Nose to brain delivery of melatonin lipidic nanocapsules as a promising post-ischemic neuroprotective therapeutic modality.

Ischemic stroke accounts for about 87% of all strokes, causing long-term disability in adults, and is the second leading cause of death worldwide. In search of new therapeutic modalities, the use of neuroprotective agents loaded in nanocarriers to be delivered by noninvasive means (i.e. via intranasal route) became a popular approach. In the current study, melatonin (MEL) was loaded in lipidic nanocapsules (LNCs) prepared using the phase inversion method, and characterized in terms of size, polydispersity, zeta potential, in vitro drug release, viscosity, storage stability, and ex vivo permeation across sheep nasal mucosa. Moreover, MEL-LNCs were tested for efficacy in cerebral ischemia/reperfusion (I/R/) injury model through histopathological assessment, and analysis of oxidative stress markers, pro-inflammatory cytokines, and apoptotic markers. Results showed that LNCs exhibited particle size ranging from 18.26 to 109.8 nm, negative zeta potential, good storage stability, spherical morphology, and a burst release followed by a sustained release pattern. LNCs exhibited 10.35 folds higher permeation of MEL than the drug solution across sheep nasal mucosa. Post-ischemic intranasal administration of MEL-LNCs revealed lowering of oxidative stress manifested by a decrease in malondialdehyde levels, and elevation of glutathione and superoxide dismutase levels, lowering of the inflammatory markers tumor necrosis factor-α, NO, myeloperoxidase, and significant inhibition of Caspase-3 activity as an apoptotic marker. Western blot analysis delineated a recovery of protein expression Nrf-2 and HO-1 with downregulation in the parent inflammatory markers nuclear factor kappa B p65, inducible nitric oxide synthase, Bax, and Cytochrome C expressions, and upregulation of B-cell lymphoma-2 Bcl-2, hence promoting neuronal survival. This was supported by histological evidence, revealing significant restoration of hippocampal neurons.

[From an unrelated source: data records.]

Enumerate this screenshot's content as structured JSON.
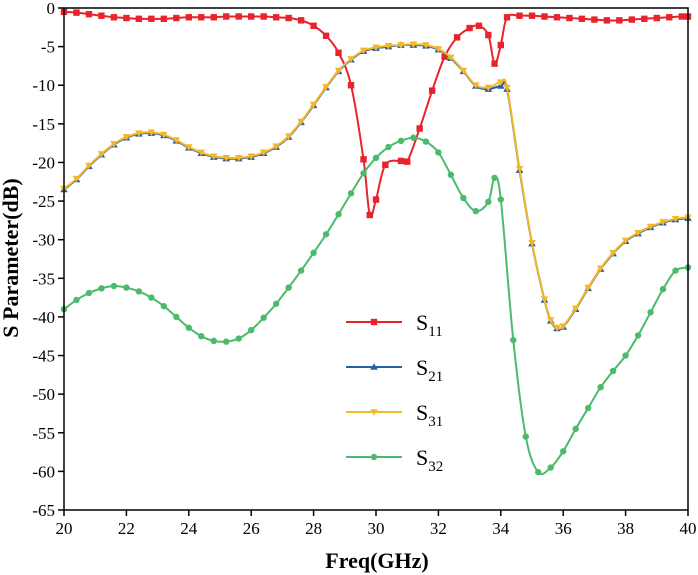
{
  "chart_data": {
    "type": "line",
    "xlabel": "Freq(GHz)",
    "ylabel": "S Parameter(dB)",
    "xlim": [
      20,
      40
    ],
    "ylim": [
      -65,
      0
    ],
    "xticks": [
      20,
      22,
      24,
      26,
      28,
      30,
      32,
      34,
      36,
      38,
      40
    ],
    "yticks": [
      0,
      -5,
      -10,
      -15,
      -20,
      -25,
      -30,
      -35,
      -40,
      -45,
      -50,
      -55,
      -60,
      -65
    ],
    "legend_position": "center-right",
    "series": [
      {
        "name": "S11",
        "legend_main": "S",
        "legend_sub": "11",
        "color": "#e8232b",
        "marker": "square",
        "points": [
          [
            20,
            -0.5
          ],
          [
            20.4,
            -0.6
          ],
          [
            20.8,
            -0.8
          ],
          [
            21.2,
            -1.0
          ],
          [
            21.6,
            -1.2
          ],
          [
            22,
            -1.3
          ],
          [
            22.4,
            -1.4
          ],
          [
            22.8,
            -1.4
          ],
          [
            23.2,
            -1.4
          ],
          [
            23.6,
            -1.3
          ],
          [
            24,
            -1.2
          ],
          [
            24.4,
            -1.2
          ],
          [
            24.8,
            -1.2
          ],
          [
            25.2,
            -1.1
          ],
          [
            25.6,
            -1.1
          ],
          [
            26,
            -1.1
          ],
          [
            26.4,
            -1.1
          ],
          [
            26.8,
            -1.2
          ],
          [
            27.2,
            -1.3
          ],
          [
            27.6,
            -1.6
          ],
          [
            28,
            -2.3
          ],
          [
            28.4,
            -3.6
          ],
          [
            28.8,
            -5.8
          ],
          [
            29.2,
            -10
          ],
          [
            29.6,
            -19.6
          ],
          [
            29.8,
            -26.8
          ],
          [
            30,
            -24.8
          ],
          [
            30.3,
            -20.3
          ],
          [
            30.8,
            -19.8
          ],
          [
            31,
            -19.9
          ],
          [
            31.4,
            -15.6
          ],
          [
            31.8,
            -10.7
          ],
          [
            32.2,
            -6.3
          ],
          [
            32.6,
            -3.8
          ],
          [
            33,
            -2.6
          ],
          [
            33.3,
            -2.3
          ],
          [
            33.6,
            -3.5
          ],
          [
            33.8,
            -7.2
          ],
          [
            34,
            -4.8
          ],
          [
            34.2,
            -1.2
          ],
          [
            34.6,
            -1.0
          ],
          [
            35,
            -1.0
          ],
          [
            35.4,
            -1.1
          ],
          [
            35.8,
            -1.2
          ],
          [
            36.2,
            -1.3
          ],
          [
            36.6,
            -1.4
          ],
          [
            37,
            -1.5
          ],
          [
            37.4,
            -1.6
          ],
          [
            37.8,
            -1.6
          ],
          [
            38.2,
            -1.5
          ],
          [
            38.6,
            -1.4
          ],
          [
            39,
            -1.3
          ],
          [
            39.4,
            -1.2
          ],
          [
            39.8,
            -1.1
          ],
          [
            40,
            -1.1
          ]
        ]
      },
      {
        "name": "S21",
        "legend_main": "S",
        "legend_sub": "21",
        "color": "#2a5ea8",
        "marker": "triangle-up",
        "points": [
          [
            20,
            -23.5
          ],
          [
            20.4,
            -22.2
          ],
          [
            20.8,
            -20.5
          ],
          [
            21.2,
            -19
          ],
          [
            21.6,
            -17.7
          ],
          [
            22,
            -16.8
          ],
          [
            22.4,
            -16.3
          ],
          [
            22.8,
            -16.2
          ],
          [
            23.2,
            -16.5
          ],
          [
            23.6,
            -17.2
          ],
          [
            24,
            -18.1
          ],
          [
            24.4,
            -18.8
          ],
          [
            24.8,
            -19.3
          ],
          [
            25.2,
            -19.5
          ],
          [
            25.6,
            -19.5
          ],
          [
            26,
            -19.3
          ],
          [
            26.4,
            -18.8
          ],
          [
            26.8,
            -18
          ],
          [
            27.2,
            -16.7
          ],
          [
            27.6,
            -14.8
          ],
          [
            28,
            -12.6
          ],
          [
            28.4,
            -10.3
          ],
          [
            28.8,
            -8.2
          ],
          [
            29.2,
            -6.7
          ],
          [
            29.6,
            -5.6
          ],
          [
            30,
            -5.2
          ],
          [
            30.4,
            -5.0
          ],
          [
            30.8,
            -4.8
          ],
          [
            31.2,
            -4.8
          ],
          [
            31.6,
            -4.9
          ],
          [
            32,
            -5.4
          ],
          [
            32.4,
            -6.5
          ],
          [
            32.8,
            -8.2
          ],
          [
            33.2,
            -10.1
          ],
          [
            33.6,
            -10.5
          ],
          [
            34,
            -10.1
          ],
          [
            34.2,
            -10.5
          ],
          [
            34.6,
            -21
          ],
          [
            35,
            -30.5
          ],
          [
            35.4,
            -37.8
          ],
          [
            35.6,
            -40.5
          ],
          [
            35.8,
            -41.5
          ],
          [
            36,
            -41.3
          ],
          [
            36.4,
            -39
          ],
          [
            36.8,
            -36.3
          ],
          [
            37.2,
            -33.8
          ],
          [
            37.6,
            -31.8
          ],
          [
            38,
            -30.2
          ],
          [
            38.4,
            -29.2
          ],
          [
            38.8,
            -28.4
          ],
          [
            39.2,
            -27.8
          ],
          [
            39.6,
            -27.4
          ],
          [
            40,
            -27.2
          ]
        ]
      },
      {
        "name": "S31",
        "legend_main": "S",
        "legend_sub": "31",
        "color": "#f2b828",
        "marker": "triangle-down",
        "points": [
          [
            20,
            -23.4
          ],
          [
            20.4,
            -22.1
          ],
          [
            20.8,
            -20.4
          ],
          [
            21.2,
            -18.9
          ],
          [
            21.6,
            -17.6
          ],
          [
            22,
            -16.7
          ],
          [
            22.4,
            -16.2
          ],
          [
            22.8,
            -16.1
          ],
          [
            23.2,
            -16.4
          ],
          [
            23.6,
            -17.1
          ],
          [
            24,
            -18
          ],
          [
            24.4,
            -18.7
          ],
          [
            24.8,
            -19.2
          ],
          [
            25.2,
            -19.4
          ],
          [
            25.6,
            -19.4
          ],
          [
            26,
            -19.2
          ],
          [
            26.4,
            -18.7
          ],
          [
            26.8,
            -17.9
          ],
          [
            27.2,
            -16.6
          ],
          [
            27.6,
            -14.7
          ],
          [
            28,
            -12.5
          ],
          [
            28.4,
            -10.2
          ],
          [
            28.8,
            -8.1
          ],
          [
            29.2,
            -6.6
          ],
          [
            29.6,
            -5.5
          ],
          [
            30,
            -5.1
          ],
          [
            30.4,
            -4.9
          ],
          [
            30.8,
            -4.8
          ],
          [
            31.2,
            -4.7
          ],
          [
            31.6,
            -4.8
          ],
          [
            32,
            -5.3
          ],
          [
            32.4,
            -6.4
          ],
          [
            32.8,
            -8.1
          ],
          [
            33.2,
            -10.0
          ],
          [
            33.6,
            -10.3
          ],
          [
            34,
            -9.6
          ],
          [
            34.2,
            -10.3
          ],
          [
            34.6,
            -20.8
          ],
          [
            35,
            -30.4
          ],
          [
            35.4,
            -37.7
          ],
          [
            35.6,
            -40.4
          ],
          [
            35.8,
            -41.4
          ],
          [
            36,
            -41.2
          ],
          [
            36.4,
            -38.9
          ],
          [
            36.8,
            -36.2
          ],
          [
            37.2,
            -33.7
          ],
          [
            37.6,
            -31.7
          ],
          [
            38,
            -30.1
          ],
          [
            38.4,
            -29.1
          ],
          [
            38.8,
            -28.3
          ],
          [
            39.2,
            -27.7
          ],
          [
            39.6,
            -27.3
          ],
          [
            40,
            -27.1
          ]
        ]
      },
      {
        "name": "S32",
        "legend_main": "S",
        "legend_sub": "32",
        "color": "#4cba6c",
        "marker": "circle",
        "points": [
          [
            20,
            -39
          ],
          [
            20.4,
            -37.8
          ],
          [
            20.8,
            -36.9
          ],
          [
            21.2,
            -36.3
          ],
          [
            21.6,
            -36.0
          ],
          [
            22,
            -36.2
          ],
          [
            22.4,
            -36.7
          ],
          [
            22.8,
            -37.5
          ],
          [
            23.2,
            -38.6
          ],
          [
            23.6,
            -40
          ],
          [
            24,
            -41.4
          ],
          [
            24.4,
            -42.5
          ],
          [
            24.8,
            -43.1
          ],
          [
            25.2,
            -43.2
          ],
          [
            25.6,
            -42.8
          ],
          [
            26,
            -41.7
          ],
          [
            26.4,
            -40.1
          ],
          [
            26.8,
            -38.3
          ],
          [
            27.2,
            -36.2
          ],
          [
            27.6,
            -34
          ],
          [
            28,
            -31.7
          ],
          [
            28.4,
            -29.3
          ],
          [
            28.8,
            -26.7
          ],
          [
            29.2,
            -24
          ],
          [
            29.6,
            -21.4
          ],
          [
            30,
            -19.4
          ],
          [
            30.4,
            -18
          ],
          [
            30.8,
            -17.2
          ],
          [
            31.2,
            -16.8
          ],
          [
            31.6,
            -17.3
          ],
          [
            32,
            -18.7
          ],
          [
            32.4,
            -21.6
          ],
          [
            32.8,
            -24.6
          ],
          [
            33.2,
            -26.3
          ],
          [
            33.6,
            -25.1
          ],
          [
            33.8,
            -22
          ],
          [
            34,
            -24.8
          ],
          [
            34.4,
            -43
          ],
          [
            34.8,
            -55.5
          ],
          [
            35.2,
            -60.1
          ],
          [
            35.6,
            -59.5
          ],
          [
            36,
            -57.4
          ],
          [
            36.4,
            -54.5
          ],
          [
            36.8,
            -51.8
          ],
          [
            37.2,
            -49.1
          ],
          [
            37.6,
            -47
          ],
          [
            38,
            -45
          ],
          [
            38.4,
            -42.4
          ],
          [
            38.8,
            -39.4
          ],
          [
            39.2,
            -36.4
          ],
          [
            39.6,
            -34
          ],
          [
            40,
            -33.6
          ]
        ]
      }
    ]
  }
}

In light of the above, it can be concluded that MEL-LNCs could be a promising delivery system for nose to brain delivery for treatment of cerebral ischemia.

Simultaneous pulmonary administration of celecoxib and naringin using a nebulization-friendly nanoemulsion: A device-targeted delivery for treatment of lung cancer.

BACKGROUND: Lung cancer is a principal cause of death worldwide, and its treatment is very challenging. Nebulization offers a promising means of targeting drugs to their site of action in the lung. RESEARCH DESIGN AND METHODS: In the present study, nebulizable oil in water nanoemulsion formulations was co-loaded with naringin/celecoxib and tested for pulmonary administration by different nebulizer types. RESULTS: The translucent appearance of nanoemulsion formulations was revealed, with particle size (75-106 nm), zeta potential (-3.42 to -4.86 mV), and controlled in-vitro release profiles for both drugs. The nanoemulsions showed favorable stability profiles and superior cytotoxicity on A549 lung cancer cells. Aerosolization studies on the selected nanoemulsion formulation revealed its high stability during nebulization, with the generation of an aerosol of small volume median diameter and mass median aerodynamic diameter lower than 5 µm. Moreover, it demonstrated considerable safety and bioaccumulation in lung tissues, in addition to accumulation in the brain, liver, and bones, which are the main organs to which lung cancer metastasizes. CONCLUSIONS: Nanoemulsion proved to be a promising nebulizable system, which paves the way for treatment of pulmonary diseases other than lung cancer.